Todo empieza con un cigarrillo que falta. Nico sale descalzo de su casa, camina dos cuadras hacia un kiosco de madrugada y encuentra a una joven rodeada por un grupo de desconocidos. Siente el pulso acelerado, el sudor frío, la parálisis; y después, nada. Cuando despierta está tendido en el asfalto, los atacantes yacen inconscientes a su alrededor y la chica —que sabe su nombre sin que él sepa el de ella— se pierde en la oscuridad antes de que lleguen las sirenas. Es la primera pieza de un álbum incompleto, la imagen con la que este narrador elige abrir la reconstrucción de su propia tragedia.
La historia se cuenta desde el después. Nico escribe recluido, lejos de la televisión, la radio y los diarios, convencido de haber cometido el peor de los pecados: haberse arrogado la potestad de decidir quién merece perdón y quién castigo. Su memoria, dice, es una sucesión de hechos aislados sin cronología precisa, y el libro adopta esa misma forma: fragmentos, testimonios ajenos, grabaciones, párrafos sueltos en hojas de cuaderno. El lector arma el rompecabezas al mismo tiempo que el protagonista, y con la misma desconfianza hacia las piezas disponibles.
Lo que va emergiendo tiene nombre. Caín es el otro que habita el cuerpo de Nico y que aparece cuando el miedo ajeno se vuelve intolerable: la noche de Año Nuevo en que dos policías terminan en el suelo, la tarde de verano en que una niña grita en la casa de enfrente mientras toda la cuadra mira sin moverse.

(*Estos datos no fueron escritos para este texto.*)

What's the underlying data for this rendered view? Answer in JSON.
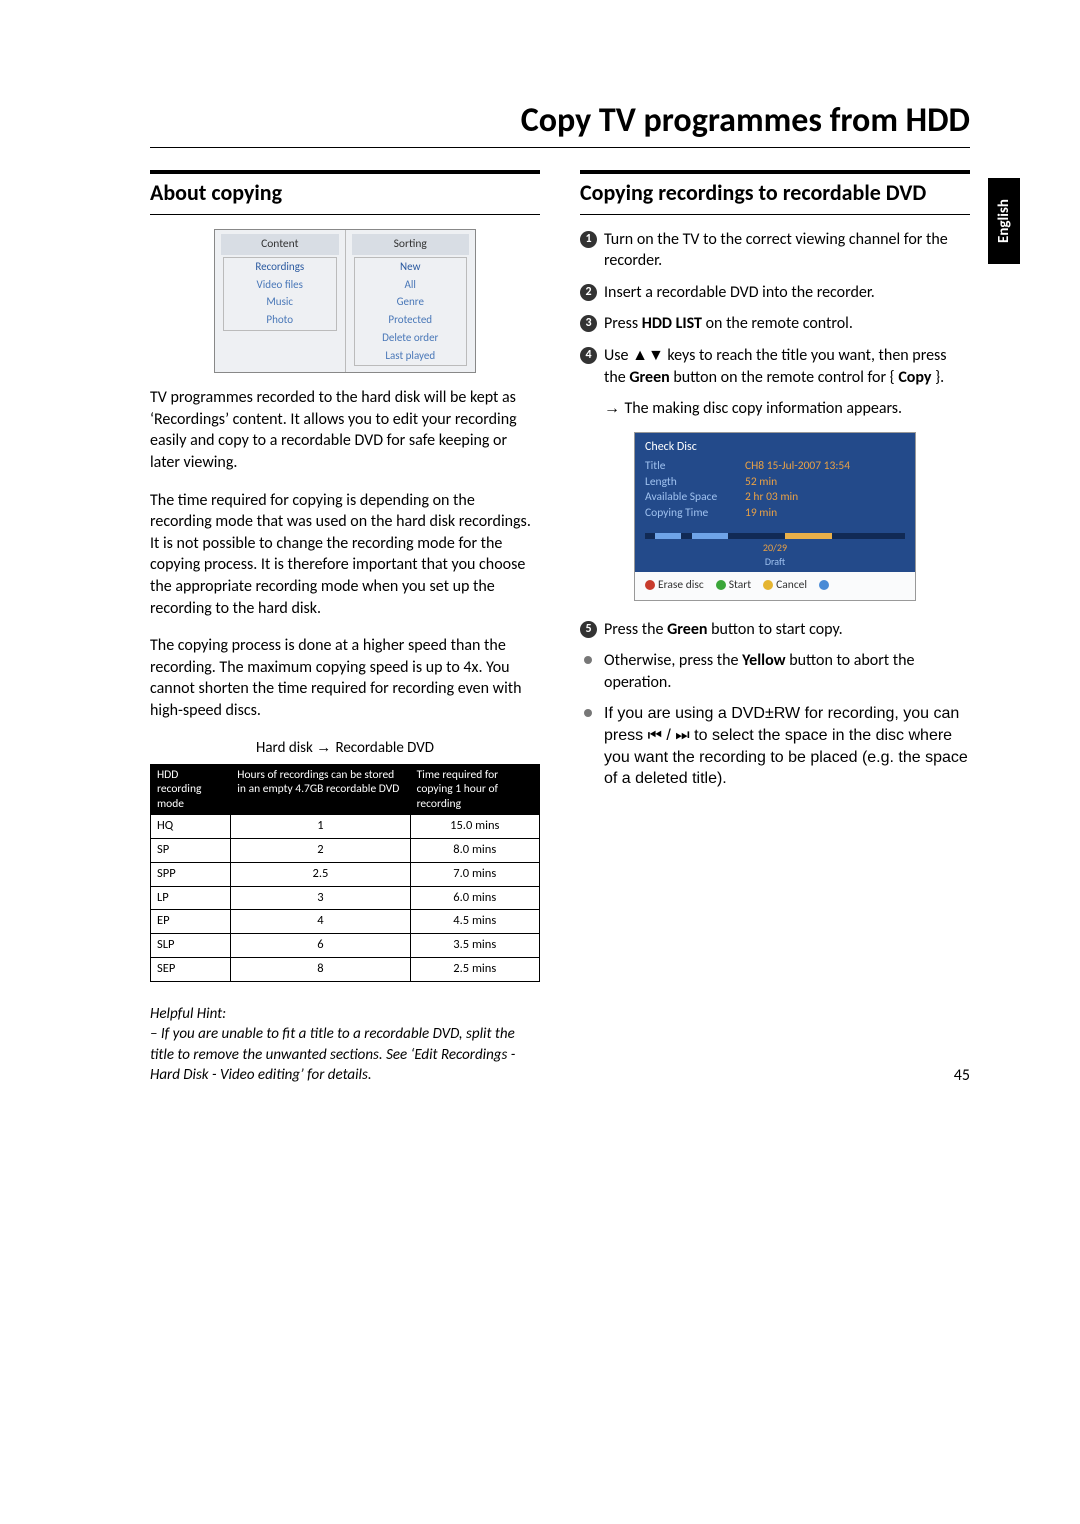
{
  "page_title": "Copy TV programmes from HDD",
  "language_tab": "English",
  "page_number": "45",
  "left": {
    "heading": "About copying",
    "menu_screenshot": {
      "headers": [
        "Content",
        "Sorting"
      ],
      "content_items": [
        "Recordings",
        "Video files",
        "Music",
        "Photo"
      ],
      "sorting_items": [
        "New",
        "All",
        "Genre",
        "Protected",
        "Delete order",
        "Last played"
      ]
    },
    "para1": "TV programmes recorded to the hard disk will be kept as ‘Recordings’ content. It allows you to edit your recording easily and copy to a recordable DVD for safe keeping or later viewing.",
    "para2": "The time required for copying is depending on the recording mode that was used on the hard disk recordings.  It is not possible to change the recording mode for the copying process. It is therefore important that you choose the appropriate recording mode when you set up the recording to the hard disk.",
    "para3": "The copying process is done at a higher speed than the recording. The maximum copying speed is up to 4x.  You cannot shorten the time required for recording even with high-speed discs.",
    "table_caption_a": "Hard disk",
    "table_caption_b": "Recordable DVD",
    "table": {
      "headers": [
        "HDD recording mode",
        "Hours of recordings can be stored in an empty 4.7GB recordable DVD",
        "Time required for copying 1 hour of recording"
      ],
      "rows": [
        [
          "HQ",
          "1",
          "15.0 mins"
        ],
        [
          "SP",
          "2",
          "8.0 mins"
        ],
        [
          "SPP",
          "2.5",
          "7.0 mins"
        ],
        [
          "LP",
          "3",
          "6.0 mins"
        ],
        [
          "EP",
          "4",
          "4.5 mins"
        ],
        [
          "SLP",
          "6",
          "3.5 mins"
        ],
        [
          "SEP",
          "8",
          "2.5 mins"
        ]
      ]
    },
    "hint_label": "Helpful Hint:",
    "hint_body": "– If you are unable to fit a title to a recordable DVD, split the title to remove the unwanted sections. See ‘Edit Recordings - Hard Disk - Video editing’ for details."
  },
  "right": {
    "heading": "Copying recordings to recordable DVD",
    "step1": "Turn on the TV to the correct viewing channel for the recorder.",
    "step2": "Insert a recordable DVD into the recorder.",
    "step3_a": "Press ",
    "step3_bold": "HDD LIST",
    "step3_b": " on the remote control.",
    "step4_a": "Use  ▲▼  keys to reach the title you want, then press the ",
    "step4_bold1": "Green",
    "step4_b": " button on the remote control for { ",
    "step4_bold2": "Copy",
    "step4_c": " }.",
    "step4_sub": "The making disc copy information appears.",
    "checkdisc": {
      "title": "Check Disc",
      "rows": [
        [
          "Title",
          "CH8 15-Jul-2007 13:54"
        ],
        [
          "Length",
          "52 min"
        ],
        [
          "Available Space",
          "2 hr 03 min"
        ],
        [
          "Copying Time",
          "19 min"
        ]
      ],
      "bar_label": "20/29",
      "bar_label2": "Draft",
      "legend": [
        "Erase disc",
        "Start",
        "Cancel"
      ]
    },
    "step5_a": "Press the ",
    "step5_bold": "Green",
    "step5_b": " button to start copy.",
    "bullet1_a": "Otherwise, press the ",
    "bullet1_bold": "Yellow",
    "bullet1_b": " button to abort the operation.",
    "bullet2": "If you are using a DVD±RW for recording, you can press  ⏮ / ⏭  to select the space in the disc where you want the recording to be placed (e.g. the space of a deleted title)."
  },
  "chart_data": {
    "type": "table",
    "title": "Hard disk → Recordable DVD",
    "columns": [
      "HDD recording mode",
      "Hours of recordings can be stored in an empty 4.7GB recordable DVD",
      "Time required for copying 1 hour of recording"
    ],
    "rows": [
      {
        "mode": "HQ",
        "hours": 1,
        "copy_time_mins": 15.0
      },
      {
        "mode": "SP",
        "hours": 2,
        "copy_time_mins": 8.0
      },
      {
        "mode": "SPP",
        "hours": 2.5,
        "copy_time_mins": 7.0
      },
      {
        "mode": "LP",
        "hours": 3,
        "copy_time_mins": 6.0
      },
      {
        "mode": "EP",
        "hours": 4,
        "copy_time_mins": 4.5
      },
      {
        "mode": "SLP",
        "hours": 6,
        "copy_time_mins": 3.5
      },
      {
        "mode": "SEP",
        "hours": 8,
        "copy_time_mins": 2.5
      }
    ]
  }
}
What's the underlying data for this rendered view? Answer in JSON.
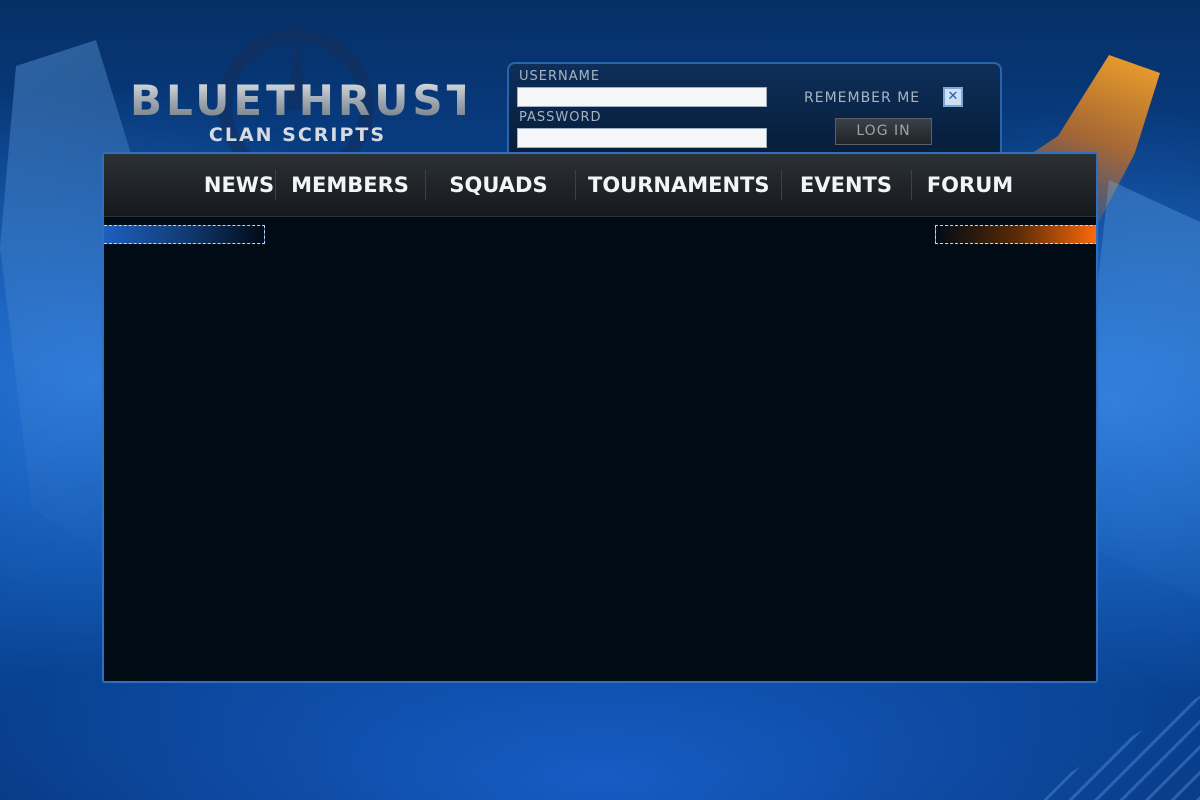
{
  "logo": {
    "title": "BLUETHRUST",
    "subtitle": "CLAN SCRIPTS"
  },
  "login": {
    "username_label": "USERNAME",
    "username_value": "",
    "password_label": "PASSWORD",
    "password_value": "",
    "remember_label": "REMEMBER ME",
    "remember_checked": true,
    "remember_mark": "✕",
    "login_button": "LOG IN"
  },
  "nav": {
    "items": [
      {
        "label": "NEWS"
      },
      {
        "label": "MEMBERS"
      },
      {
        "label": "SQUADS"
      },
      {
        "label": "TOURNAMENTS"
      },
      {
        "label": "EVENTS"
      },
      {
        "label": "FORUM"
      }
    ]
  },
  "colors": {
    "background_blue": "#0c4ea6",
    "frame_border": "#2f6fbd",
    "content_bg": "#000b16",
    "accent_orange": "#ff6a0c",
    "accent_blue": "#1e5fbf"
  },
  "icons": {
    "remember_checkbox": "checkbox-x-icon",
    "emblem": "emblem-icon"
  }
}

Nico se entera de esos episodios como se entera cualquiera —por un video en una tarjeta de memoria, por el interrogatorio de un inspector, por un corte profundo en el brazo izquierdo que su madre desinfecta con alcohol— y esa distancia entre el hecho y el recuerdo es el motor narrativo del libro. Caín no solo golpea: argumenta, sermonea sobre los castigos del infierno, disfruta. Es metódico donde Nico es dubitativo, y esa eficacia resulta más inquietante que la violencia misma.
En paralelo corre una historia mucho más íntima. Natalia entra en escena en la biblioteca de la facultad con una provocación —«¿así que voy a tener que soportarte los próximos cinco años?»— y se instala en la vida de Nico como una relación imposible de nombrar: amistad de todos los días, celos callados, noches en las que él oficia de acompañante mientras ella busca a otro. La ternura ocasional de esos años vuelve al relato con una carga de culpa que el narrador nunca explica del todo, salvo por una certeza repetida: hay algo que le hizo a ella que ni diez vidas alcanzarían para perdonar.
Diagnóstico, junta médica, terapia semanal y neurolépticos ordenan la segunda mitad del recorrido sin domesticarla. La novela usa el marco clínico como una herramienta más de la investigación, no como una explicación tranquilizadora, y deja abierta la duda que más incomoda: cuánto de lo narrado ocurrió, cuánto fue imaginado y cuánto sigue faltando. Escrita con voz coloquial rioplatense, humor seco y una estructura de episodios titulados que funcionan casi como declaraciones, es una historia sobre el poder como veneno, sobre la diferencia entre querer ayudar y creerse con derecho a juzgar, y sobre un chico que solo deseaba una vida de amor y risas y terminó repartiendo dolor.